It is one of the best known and most consumed drinks in Euskal Herria. Its freshness and all the culture and tradition surrounding it have led to this seasonal apple-based drink being appreciated by locals and visitors alike.
Gipuzkoa is the region that has remained most faithful to the custom of growing apple trees and making cider.
At the start of the 20th century, a lot of cider was produced in the province, but after the 1936 war, production decreased and consumption was the lowest in history in 1967.
With the revival of Basque traditions, and especially from the 1980s onwards, cider bars came back into fashion in Gipuzkoa, but without returning to the production levels seen 100 years ago.
Origin of cider in Hernani
Apples and the cider sector have played an important role in the history of Hernani and have had a notable social, economic and cultural influence. Due to the town’s cider-making tradition and the large number of cider bars found there, Hernani is considered to be one of the temples of cider.
We know that cider has been made in Hernani since ancient times, although its precise origin is unknown. The first references to apple trees, apples and cider date back to the 11th century and the oldest known decrees that mention cider date back to 1542. In them, the use of cider to put out fires in Hernani dwellings is controlled. A 17th century document, meanwhile, states that the apple orchards on the Hernani riverbank were so numerous that there was no space to grow other raw materials.
Evolution of cider bars
Before the war, many cider bars were located in the streets of Hernani town centre. Some had their own cider press and others brought the cider from the farmhouses, transporting barrels on carts, placing them in the middle of the street, and from there taking the drink to the barrels inside the cider bar.
From Donostia and neighbouring towns, groups and families would travel to Hernani by tram to enjoy the atmosphere of the cider bars, many with their own casseroles. In the afternoon, after leaving work, it was also common to go to the cider bars with a snack or dinner.
However, although cider was initially the most widely consumed drink, with the fall in wine prices after the Civil War, the rise in cider taxes and the marketing of soft drinks, the town’s cider bars gradually closed their doors and only those in the farmhouses remained.
Some of these farmhouses continued to produce cider for their own consumption and for some gastronomic societies and restaurants in Donostia. Around 1950, the Donostia gastronomic societies started to order bottled cider from the cider bars in Hernani.
Before buying the cider, they would go to the farmhouses to try it, where they were also offered food. Gradually, the decision was made to charge for the food, although some groups took advantage of the opportunity to bring their own food and cook it there. This is how the current cider bar concept began to take shape.
Cider around the world
Although most cider-producing areas have moved their production to industrial and gasified processes, Hernani and Gipuzkoa are not the only places where natural cider is still made.
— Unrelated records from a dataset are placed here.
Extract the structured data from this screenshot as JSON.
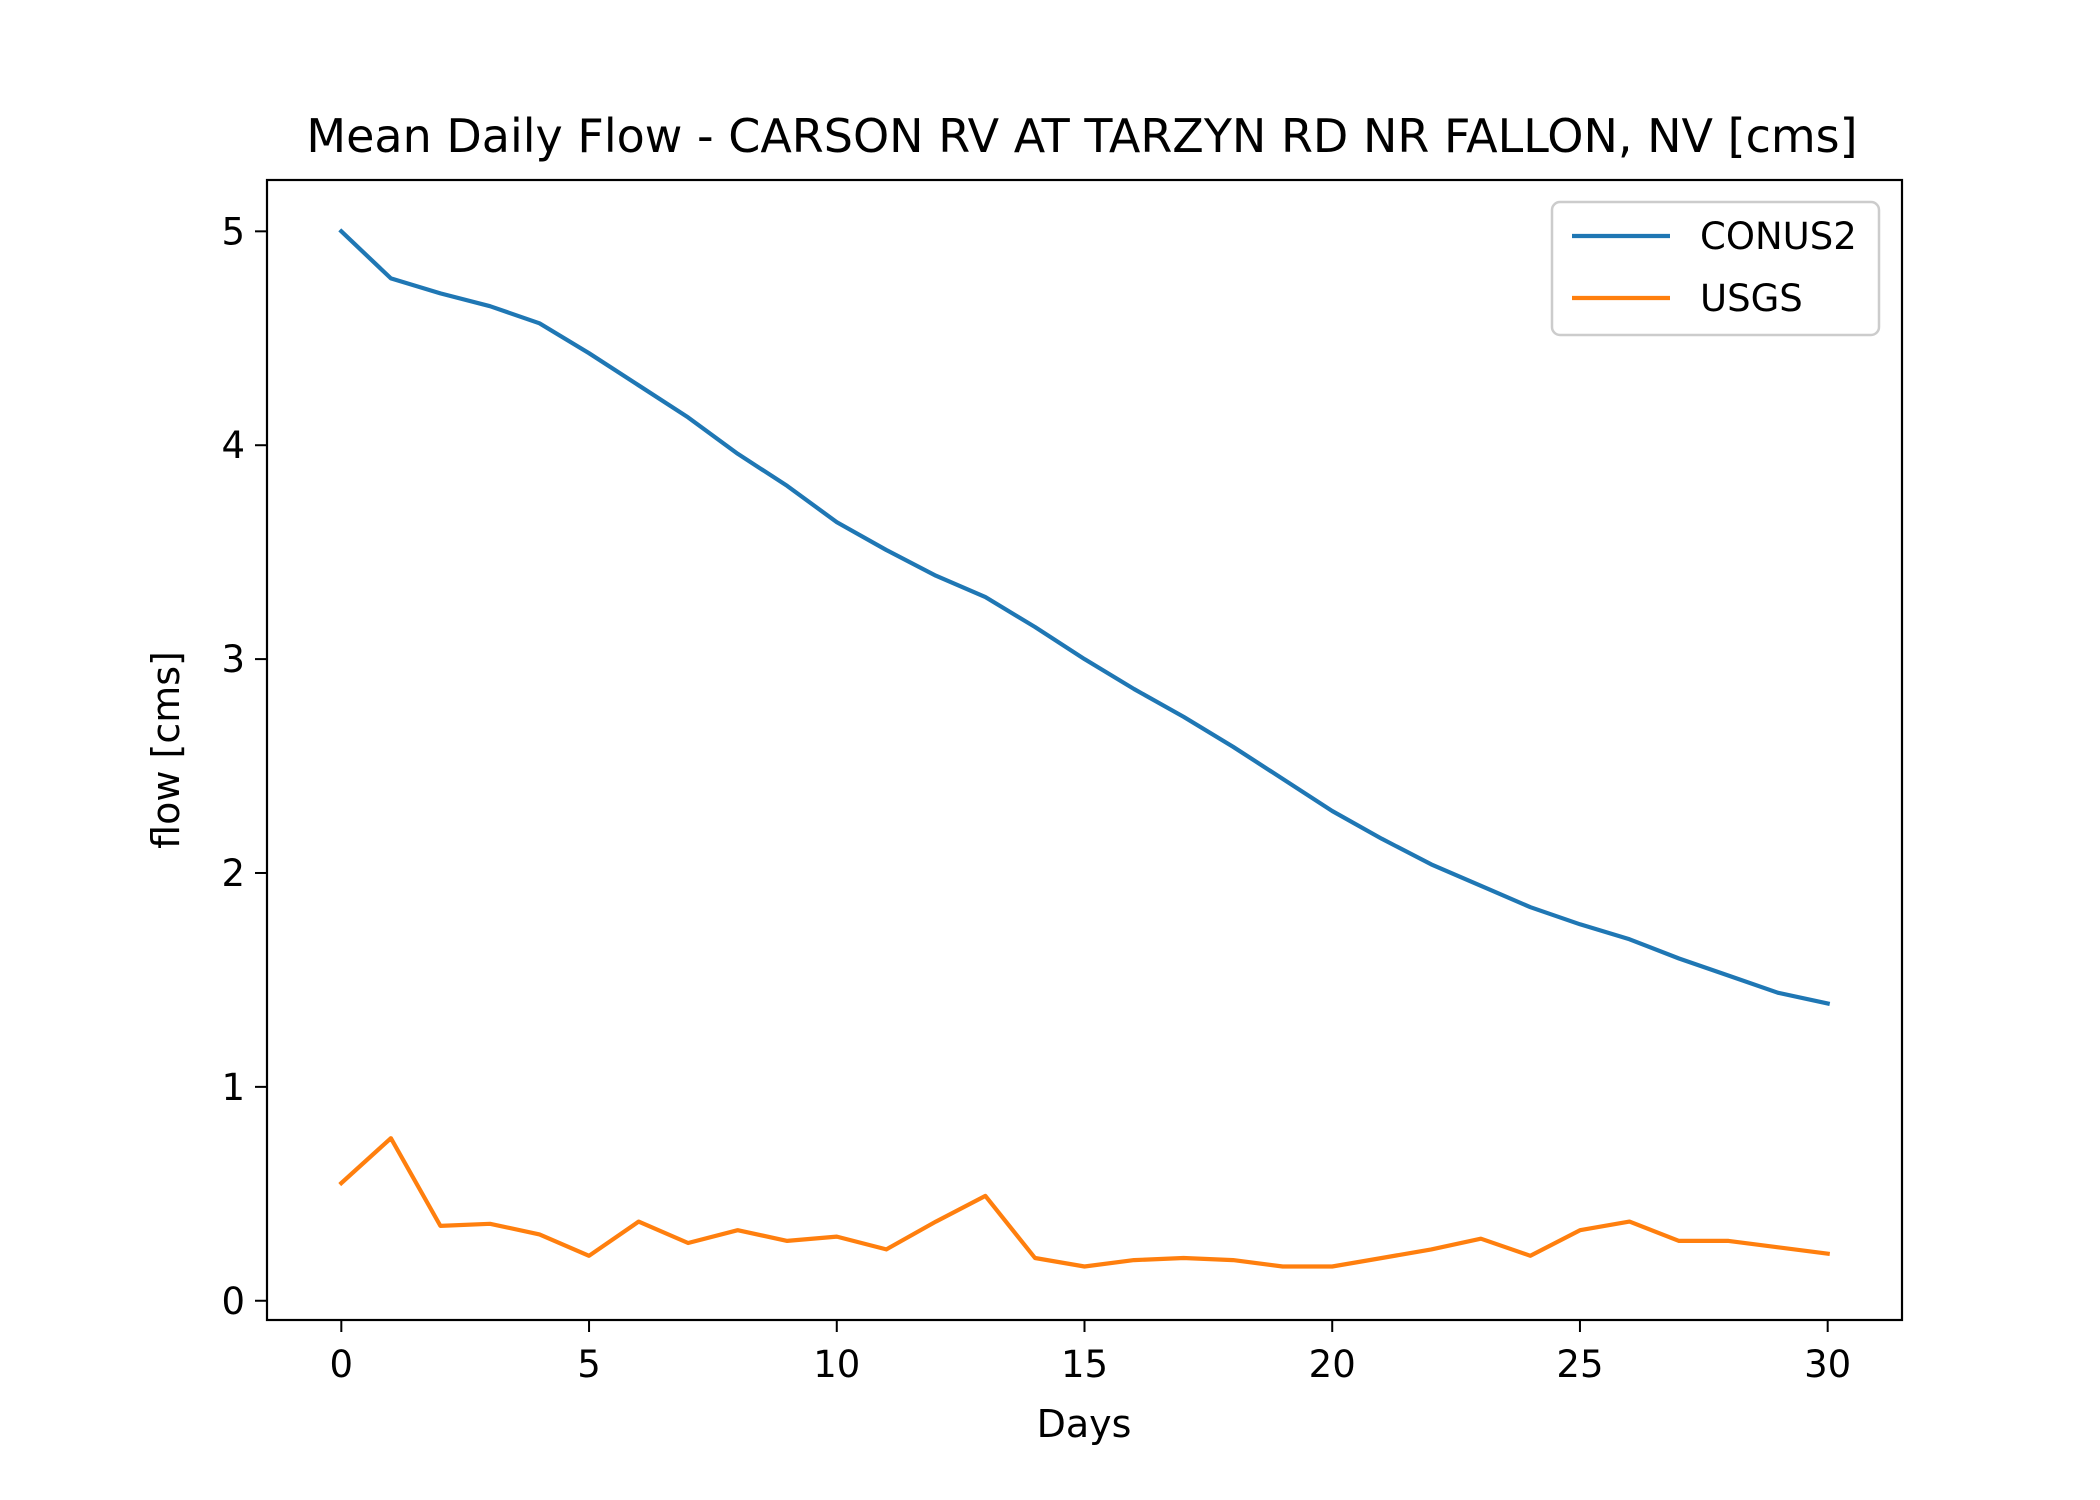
{
  "chart_data": {
    "type": "line",
    "title": "Mean Daily Flow - CARSON RV AT TARZYN RD NR FALLON, NV [cms]",
    "xlabel": "Days",
    "ylabel": "flow [cms]",
    "xlim": [
      -1.5,
      31.5
    ],
    "ylim": [
      -0.09,
      5.24
    ],
    "xticks": [
      0,
      5,
      10,
      15,
      20,
      25,
      30
    ],
    "yticks": [
      0,
      1,
      2,
      3,
      4,
      5
    ],
    "grid": false,
    "legend_position": "top-right",
    "x": [
      0,
      1,
      2,
      3,
      4,
      5,
      6,
      7,
      8,
      9,
      10,
      11,
      12,
      13,
      14,
      15,
      16,
      17,
      18,
      19,
      20,
      21,
      22,
      23,
      24,
      25,
      26,
      27,
      28,
      29,
      30
    ],
    "series": [
      {
        "name": "CONUS2",
        "color": "#1f77b4",
        "values": [
          5.0,
          4.78,
          4.71,
          4.65,
          4.57,
          4.43,
          4.28,
          4.13,
          3.96,
          3.81,
          3.64,
          3.51,
          3.39,
          3.29,
          3.15,
          3.0,
          2.86,
          2.73,
          2.59,
          2.44,
          2.29,
          2.16,
          2.04,
          1.94,
          1.84,
          1.76,
          1.69,
          1.6,
          1.52,
          1.44,
          1.39
        ]
      },
      {
        "name": "USGS",
        "color": "#ff7f0e",
        "values": [
          0.55,
          0.76,
          0.35,
          0.36,
          0.31,
          0.21,
          0.37,
          0.27,
          0.33,
          0.28,
          0.3,
          0.24,
          0.37,
          0.49,
          0.2,
          0.16,
          0.19,
          0.2,
          0.19,
          0.16,
          0.16,
          0.2,
          0.24,
          0.29,
          0.21,
          0.33,
          0.37,
          0.28,
          0.28,
          0.25,
          0.22
        ]
      }
    ]
  }
}
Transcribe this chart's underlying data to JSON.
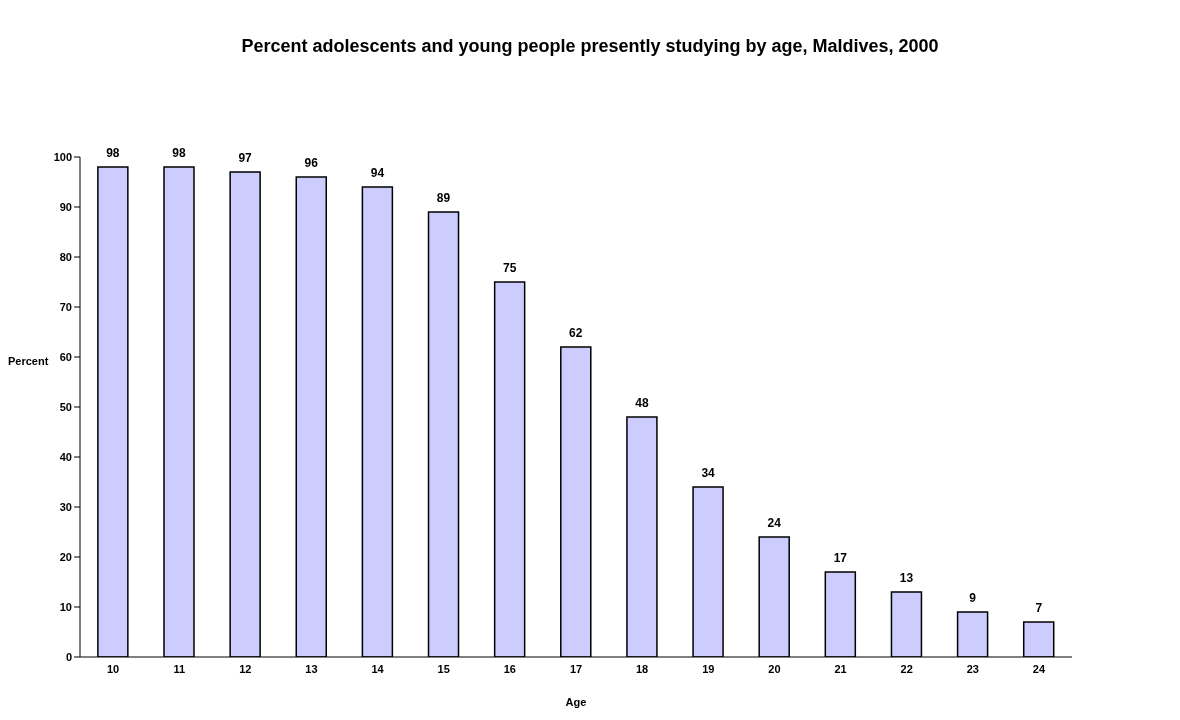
{
  "chart_data": {
    "type": "bar",
    "title": "Percent adolescents and young people presently studying by age, Maldives, 2000",
    "xlabel": "Age",
    "ylabel": "Percent",
    "categories": [
      "10",
      "11",
      "12",
      "13",
      "14",
      "15",
      "16",
      "17",
      "18",
      "19",
      "20",
      "21",
      "22",
      "23",
      "24"
    ],
    "values": [
      98,
      98,
      97,
      96,
      94,
      89,
      75,
      62,
      48,
      34,
      24,
      17,
      13,
      9,
      7
    ],
    "color": "#ccccff",
    "ylim": [
      0,
      100
    ],
    "yticks": [
      0,
      10,
      20,
      30,
      40,
      50,
      60,
      70,
      80,
      90,
      100
    ],
    "data_labels": true
  }
}
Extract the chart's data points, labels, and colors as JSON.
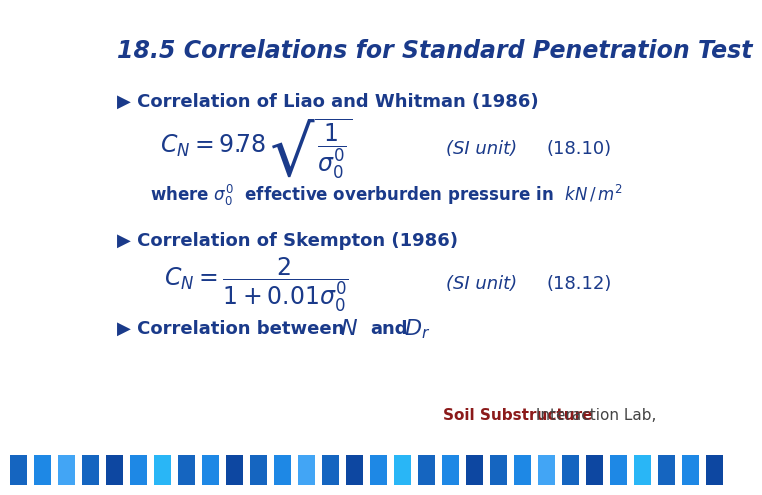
{
  "title": "18.5 Correlations for Standard Penetration Test",
  "title_color": "#1a3a8a",
  "title_fontsize": 17,
  "bullet_color": "#1a3a8a",
  "text_color": "#1a3a8a",
  "bg_color": "#ffffff",
  "footer_bar_color": "#1a8ac8",
  "footer_text1": "Soil Substructure",
  "footer_text1_color": "#8b1a1a",
  "footer_text2": " Interaction Lab,",
  "footer_text2_color": "#444444",
  "footer_fontsize": 11,
  "section1_bullet": "▶ Correlation of Liao and Whitman (1986)",
  "section2_bullet": "▶ Correlation of Skempton (1986)",
  "section3_bullet": "▶ Correlation between",
  "si_unit_label": "(SI unit)",
  "eq1_label": "(18.10)",
  "eq2_label": "(18.12)",
  "bullet_fontsize": 13,
  "annot_fontsize": 13,
  "eq1_latex": "$C_N = 9.78\\,\\sqrt{\\dfrac{1}{\\sigma^{\\prime}_0}}$",
  "eq2_latex": "$C_N = \\dfrac{2}{1 + 0.01\\sigma^{\\prime}_0}$",
  "where_latex": "where $\\sigma^{\\prime}_0$  effective overburden pressure in  $kN\\,/\\,m^2$",
  "corr_N_latex": "$N$",
  "corr_Dr_latex": "$D_r$",
  "seg_colors": [
    "#1565C0",
    "#1E88E5",
    "#42A5F5",
    "#1565C0",
    "#0D47A1",
    "#1E88E5",
    "#29B6F6",
    "#1565C0",
    "#1E88E5",
    "#0D47A1"
  ]
}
It is also made in Asturias, Brittany, Normandy, Great Britain, the United States and Finland, among others. The process, production and taste of the cider are different in each of these places.
You can get to know these ciders through guided samplings and tastings organised in the municipality by Euskal Sagardoa, among others.
Moreover, if you enjoy trying new flavours, many cider bars in Hernani are starting to produce new products based on cider and other natural elements, such as hops and honey.